Using this system, we have been able to:
- Characterize the non-equilibrium phase transition that leads to cortical symmetry breaking through an abrupt transition into a state of global contraction (Elife 2014, Science Advances 2018)
- Discover a scaling relation between the active stress and network viscosity that leads to density independent contraction (Nature Physics 2019)

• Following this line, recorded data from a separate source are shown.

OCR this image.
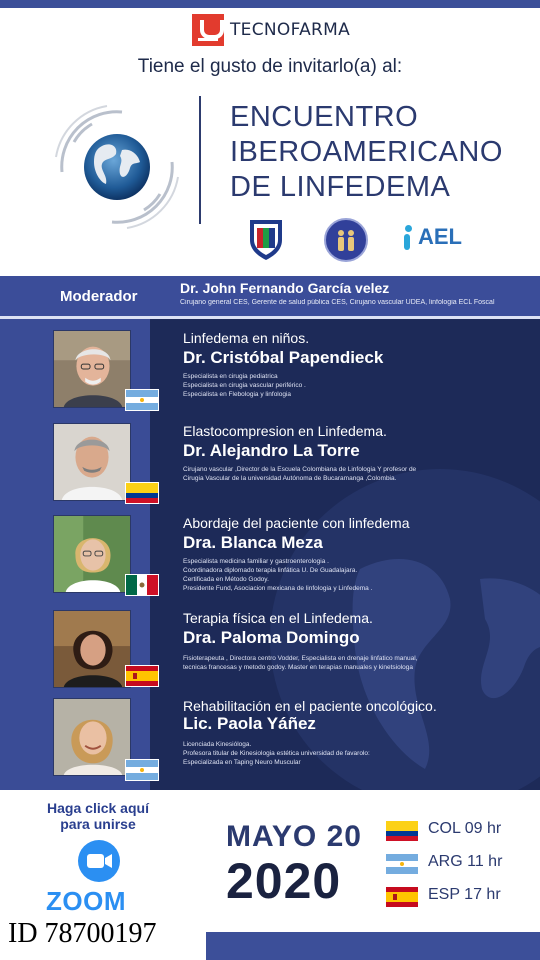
TECNOFARMA
Tiene el gusto de invitarlo(a) al:
ENCUENTRO
IBEROAMERICANO
DE LINFEDEMA
AEL
Moderador	Dr. John Fernando García velez
Cirujano general CES, Gerente de salud pública CES, Cirujano vascular UDEA, linfologia ECL Foscal
Linfedema en niños.
Dr. Cristóbal Papendieck
Especialista en cirugia pediatrica
Especialista en cirugia vascular periférico .
Especialista en Flebologia y linfologia
Elastocompresion en Linfedema.
Dr. Alejandro La Torre
Cirujano vascular ,Director de la Escuela Colombiana de Linfologia Y profesor de
Cirugia Vascular de la universidad Autónoma de Bucaramanga ,Colombia.
Abordaje del paciente con linfedema
Dra. Blanca Meza
Especialista medicina familiar y gastroenterologia .
Coordinadora diplomado terapia linfática U. De Guadalajara.
Certificada en Método Godoy.
Presidente Fund, Asociacion mexicana de linfologia y Linfedema .
Terapia física en el Linfedema.
Dra. Paloma Domingo
Fisioterapeuta , Directora centro Vodder, Especialista en drenaje linfatico manual,
tecnicas francesas y metodo godoy. Master en terapias manuales y kinetsiologa
Rehabilitación en el paciente oncológico.
Lic. Paola Yáñez
Licenciada Kinesióloga.
Profesora titular de Kinesiologia estética universidad de favarolo:
Especializada en Taping Neuro Muscular
Haga click aquí
para unirse
ZOOM
MAYO 20
2020
COL 09 hr
ARG 11 hr
ESP 17 hr
ID 78700197
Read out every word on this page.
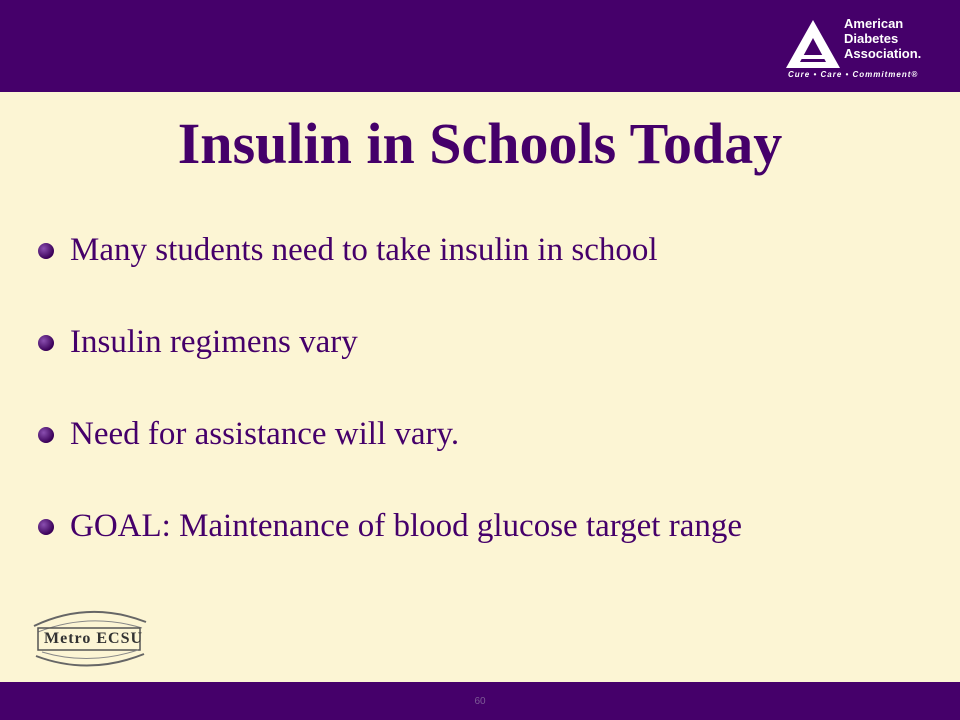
American
Diabetes
Association.
Cure • Care • Commitment®
Insulin in Schools Today
Many students need to take insulin in school
Insulin regimens vary
Need for assistance will vary.
GOAL: Maintenance of blood glucose target range
Metro ECSU
60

- Discover novel mechanisms for cellular centering and symmetry breaking, which are based on persistent contractile actomyosin flows and their hydrodynamic interactions with the fluid cytosol (eLife 2020).
Actin-based cell motility
A central challenge in motility research is to quantitatively understand how numerous molecular building blocks self-organize to achieve coherent shape and movement on cellular scales. One of the classic examples of such self-organization is lamellipodial motility in which forward translocation is driven by a treadmilling actin network. We use keratocyte cells and lamellipodial fragments, which are arguably the simplest natural model systems for lamellipodial motility, to study the basic biophysical aspects of the motility process. This research has led to significant contributions towards the quantitative understanding of actin-based lamellipodial motility. Specifically, we performed biophysical measurements of different aspects of motile cell behavior, including the tension in the cell membrane (Current Biology 2013, Biophysical Journal 2015) and the intracellular fluid flow (Nature Cell Biology 2009). These measurements, together with quantitative analysis of actin turnover (Current Biology 2017) and the dynamics of overall cell morphology and movement, led us (in collaboration with the group of Prof. Alex Mogilner, NYU) to the development of an integrated model of the mechanism of shape determination in motile cells (PNAS 2011, Current Biology 2017 ).